J: Why does that even matter? & Shelly, cause she's done a whole lot for me this school year. But you are one of my best friends. My closest friends. One of my only great friends.
(I think that sounds really nice...?)
O: yea that makes me feel all better. Thanks. Unfortunately I don't really care at this point.
J: What? O! Why?
J: are you not talking to me anymore?
O: what do you want to hear?
J: I don't know. But I don't want to lose one of my closest friends over a nap.
O: It feels really pathetic to call you a close friend when we aren't even close anymore.
J: what do you mean? I talk to you alot.. we can't be as close as we were when we live 5 hours apart.
O: Are you kidding me? That's the lamest excuse ever. Why do you think I call you?
J: I know. I was seriously not doing it on purpose.
O: Okay so? & since we're speaking our minds today, I think you are a bitch for what you did to your old roommate. & saying you wouldn't change what you did... wow thats really messed up.
(glad she got that off her chest.)
J: sorry... are we not friends anymore?
J: could we talk about this?
O: I'm busy right now.
J: okay.. later?
O: Not tonight.
J: Okay.... I am sorry.
O: Seriously I have to write a paper. Stop texting me.

Fuccckkk! What do I do?!?! I don't know! I don't know where I went wrong?

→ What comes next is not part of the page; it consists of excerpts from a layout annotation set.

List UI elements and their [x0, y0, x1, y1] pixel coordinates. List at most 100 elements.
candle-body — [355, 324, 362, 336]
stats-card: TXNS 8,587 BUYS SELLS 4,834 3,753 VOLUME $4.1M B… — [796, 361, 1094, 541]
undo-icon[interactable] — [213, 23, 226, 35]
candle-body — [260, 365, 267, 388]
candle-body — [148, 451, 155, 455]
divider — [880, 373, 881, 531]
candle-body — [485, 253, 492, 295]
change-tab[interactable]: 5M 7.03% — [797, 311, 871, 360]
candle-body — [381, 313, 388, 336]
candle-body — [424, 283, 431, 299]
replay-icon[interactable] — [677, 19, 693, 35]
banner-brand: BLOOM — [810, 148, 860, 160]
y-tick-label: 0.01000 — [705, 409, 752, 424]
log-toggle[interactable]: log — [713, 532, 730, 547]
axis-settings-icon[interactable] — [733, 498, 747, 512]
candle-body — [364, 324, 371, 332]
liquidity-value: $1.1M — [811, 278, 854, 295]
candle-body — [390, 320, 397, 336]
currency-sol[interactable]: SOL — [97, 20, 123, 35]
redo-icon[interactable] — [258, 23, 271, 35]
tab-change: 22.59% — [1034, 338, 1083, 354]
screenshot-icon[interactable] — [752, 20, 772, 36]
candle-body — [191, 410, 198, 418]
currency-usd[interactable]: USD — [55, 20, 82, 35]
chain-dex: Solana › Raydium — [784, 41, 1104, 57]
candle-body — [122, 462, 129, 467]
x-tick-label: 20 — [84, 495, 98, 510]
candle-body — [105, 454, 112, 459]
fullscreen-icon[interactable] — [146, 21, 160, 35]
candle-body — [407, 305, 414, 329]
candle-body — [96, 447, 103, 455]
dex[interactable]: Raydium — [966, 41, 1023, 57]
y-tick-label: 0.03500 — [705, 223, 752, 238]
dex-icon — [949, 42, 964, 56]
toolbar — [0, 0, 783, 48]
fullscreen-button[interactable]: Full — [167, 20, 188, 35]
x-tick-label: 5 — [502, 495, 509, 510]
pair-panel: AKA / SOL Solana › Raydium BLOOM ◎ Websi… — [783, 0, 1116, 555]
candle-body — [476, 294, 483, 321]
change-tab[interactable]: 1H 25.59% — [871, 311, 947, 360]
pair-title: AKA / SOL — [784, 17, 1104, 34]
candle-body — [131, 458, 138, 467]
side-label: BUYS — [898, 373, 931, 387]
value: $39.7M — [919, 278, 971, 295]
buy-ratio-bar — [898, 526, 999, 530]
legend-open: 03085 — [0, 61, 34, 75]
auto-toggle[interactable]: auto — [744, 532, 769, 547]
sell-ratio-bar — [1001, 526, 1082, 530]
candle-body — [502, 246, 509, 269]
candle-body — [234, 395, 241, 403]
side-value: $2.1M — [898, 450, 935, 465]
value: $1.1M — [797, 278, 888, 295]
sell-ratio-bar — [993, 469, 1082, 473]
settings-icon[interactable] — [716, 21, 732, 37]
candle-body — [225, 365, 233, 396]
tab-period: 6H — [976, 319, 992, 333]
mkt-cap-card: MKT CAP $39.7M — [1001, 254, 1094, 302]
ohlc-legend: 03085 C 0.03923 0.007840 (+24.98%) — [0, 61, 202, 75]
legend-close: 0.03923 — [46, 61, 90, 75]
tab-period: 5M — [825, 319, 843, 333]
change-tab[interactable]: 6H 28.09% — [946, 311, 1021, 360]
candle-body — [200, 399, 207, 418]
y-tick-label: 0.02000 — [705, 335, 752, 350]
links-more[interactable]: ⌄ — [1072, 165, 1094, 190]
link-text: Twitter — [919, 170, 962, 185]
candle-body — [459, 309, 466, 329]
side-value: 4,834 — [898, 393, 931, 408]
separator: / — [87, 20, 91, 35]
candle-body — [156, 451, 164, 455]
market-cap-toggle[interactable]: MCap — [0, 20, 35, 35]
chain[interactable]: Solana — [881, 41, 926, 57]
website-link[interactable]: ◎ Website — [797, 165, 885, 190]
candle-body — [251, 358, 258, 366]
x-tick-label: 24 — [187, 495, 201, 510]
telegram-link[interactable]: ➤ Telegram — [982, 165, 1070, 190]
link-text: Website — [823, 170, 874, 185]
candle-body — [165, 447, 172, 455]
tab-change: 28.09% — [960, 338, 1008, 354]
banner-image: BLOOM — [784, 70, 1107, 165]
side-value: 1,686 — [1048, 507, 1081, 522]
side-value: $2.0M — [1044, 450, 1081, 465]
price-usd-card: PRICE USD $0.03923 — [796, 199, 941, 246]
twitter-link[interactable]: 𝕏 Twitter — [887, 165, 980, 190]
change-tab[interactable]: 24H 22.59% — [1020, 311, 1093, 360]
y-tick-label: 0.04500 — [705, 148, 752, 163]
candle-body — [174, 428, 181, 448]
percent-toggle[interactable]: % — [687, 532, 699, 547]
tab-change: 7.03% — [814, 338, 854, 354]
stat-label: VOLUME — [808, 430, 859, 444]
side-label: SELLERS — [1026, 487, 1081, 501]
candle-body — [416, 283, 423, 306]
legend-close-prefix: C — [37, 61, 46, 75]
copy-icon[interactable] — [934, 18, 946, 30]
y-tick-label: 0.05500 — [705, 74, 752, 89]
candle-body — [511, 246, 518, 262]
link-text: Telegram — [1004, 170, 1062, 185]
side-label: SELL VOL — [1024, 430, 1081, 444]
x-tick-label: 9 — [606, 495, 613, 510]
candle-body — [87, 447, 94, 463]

So on top of this, I have no one to talk to. I know I have Shelly, but she is studying for a test right now. I know I'm not going to be able to sleep. I know that I won't be okay tomorrow. I don't know.

Another thing happened. So... I am hesitant about putting it here. But I have to. Shelly, read this knowing how fucked I am right now. Okay?

So I decided a while ago, at Shelly's request, not to put too much into things. Well I failed, once again. I had offered to drive down to where she goes to school, pick her up, & then surprise her parents with a visit. She had initially said no, but then changed to maybe. & then when we talked it seemed like a real close yes. So I began to look forward to it. I had told her that I wouldn't have to see her more than the car ride there. After today, I began to anticipate that great two hours, because hell, I need them. & I was hoping that she would take some time to actually spend some time with me. But I knew that was NOT a sealed deal. But I can't help but look forward. & I always fucking get hurt. So I'm already having a hell of a day when she tells me she can't come. Fuck. It hit me like a ton of bricks. But It's 100% my fault, as always. But I really fucking need it. What to do now.

Not only do I now have to end my horrible week at home with my mother. & not a shred of good. Nothing. No fucking light at the end of this tunnel. But Shelly has another test, & (it's totally okay! I mean that!) but she cuts out the talks those days. But of course it has to be during my bad day. Ugh. But I can't ask that from her. She does too much already. I actually realllllyyy fucking the myself right now because I needed to talk to her so badly that I hinted that I needed her. But luckily she brushed it off & I didn't distract her. But I feel bad, because I fear she might worry. Hopefully not.

Yeah, it's only tuesday at 2:45am. Fuck I'm screwed.
Why do I have nothing good to look forward to? How did I end up here? So fucking incredibly indisputably lonely. Within the span of a month lost two friends. I miss my old roommate daily, especially today when my friend kept on talking about her. & I already miss O.

Ugh I really don't want to deal with this. I just want to fucking sleep & never wake up.